In September 2011, Valeant amended the written call option agreements so that Valeant could elect to settle all or some of the written call options in cash. In the third quarter of 2011, Valeant paid $66.9 million in cash and issued 7,518,595 of its common shares on a net-share basis to settle the written call options.

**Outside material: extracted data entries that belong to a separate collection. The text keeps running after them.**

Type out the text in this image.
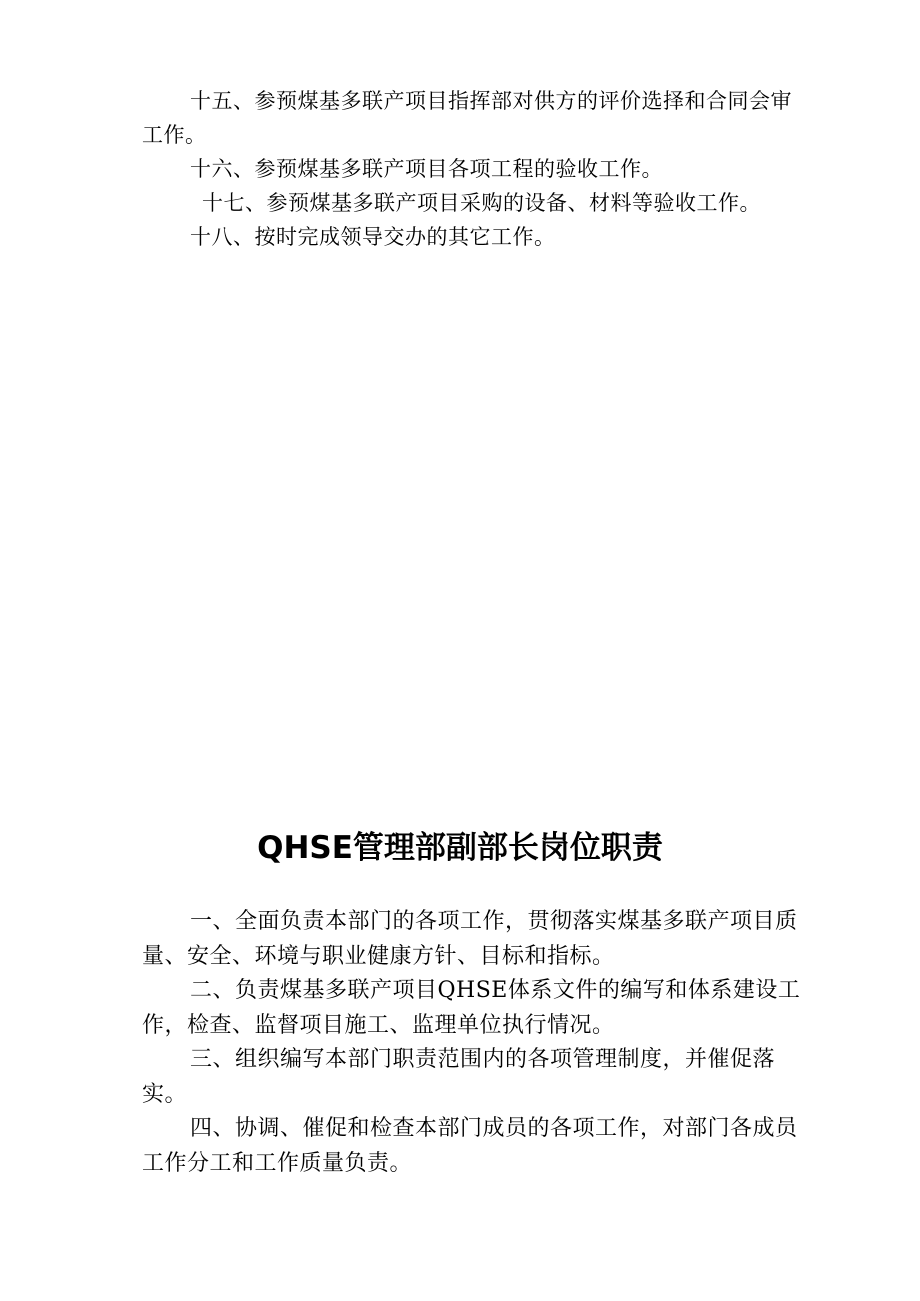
十五、参预煤基多联产项目指挥部对供方的评价选择和合同会审工作。

十六、参预煤基多联产项目各项工程的验收工作。

十七、参预煤基多联产项目采购的设备、材料等验收工作。

十八、按时完成领导交办的其它工作。

QHSE管理部副部长岗位职责

一、全面负责本部门的各项工作，贯彻落实煤基多联产项目质量、安全、环境与职业健康方针、目标和指标。

二、负责煤基多联产项目QHSE体系文件的编写和体系建设工作，检查、监督项目施工、监理单位执行情况。

三、组织编写本部门职责范围内的各项管理制度，并催促落实。

四、协调、催促和检查本部门成员的各项工作，对部门各成员工作分工和工作质量负责。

In October 2011, 961,461 common shares were issued on a net-share basis to complete the settlement of the written call options.

 

Interest expense was recognized based on the effective rate of interest of 4.62% on the liability component of the 4.0% Convertible Notes as follows:

 

 

 

2011

 

2010

 

Cash interest per contractual coupon rate

 

$

3,268

 

$

2,324

 

Non-cash amortization of debt discount

 

589

 

304

 

 

 

$

3,857

 

$

2,628

 

 

Commitment Letter

 

In connection with the acquisition of Medicis, the Company and its subsidiary, Valeant, entered into a commitment letter, dated as of September 2, 2012, with JPMorgan Chase Bank, N.A. and J.P. Morgan Securities LLC to provide up to $2.75 billion through a bridge loan facility. On September 11, 2012, the Company and Valeant entered into an amended and restated commitment letter with JPMorgan Chase Bank, N.A., J.P. Morgan Securities LLC and other financial institutions. Subsequently, the Company obtained $2.75 billion in financing through a syndication of $1.0 billion in the Incremental Term Loan B Facility under the Company’s Senior Secured Credit Facilities and the issuance of the 2020 Senior Notes in the aggregate principal amount of $1.75 billion. Consequently, the commitment under the commitment letter to provide the bridge loan facility was not utilized and terminated on December 11, 2012, concurrently with the closing of the Medicis acquisition. As a result, the Company wrote off of $8.0 million of deferred financing costs.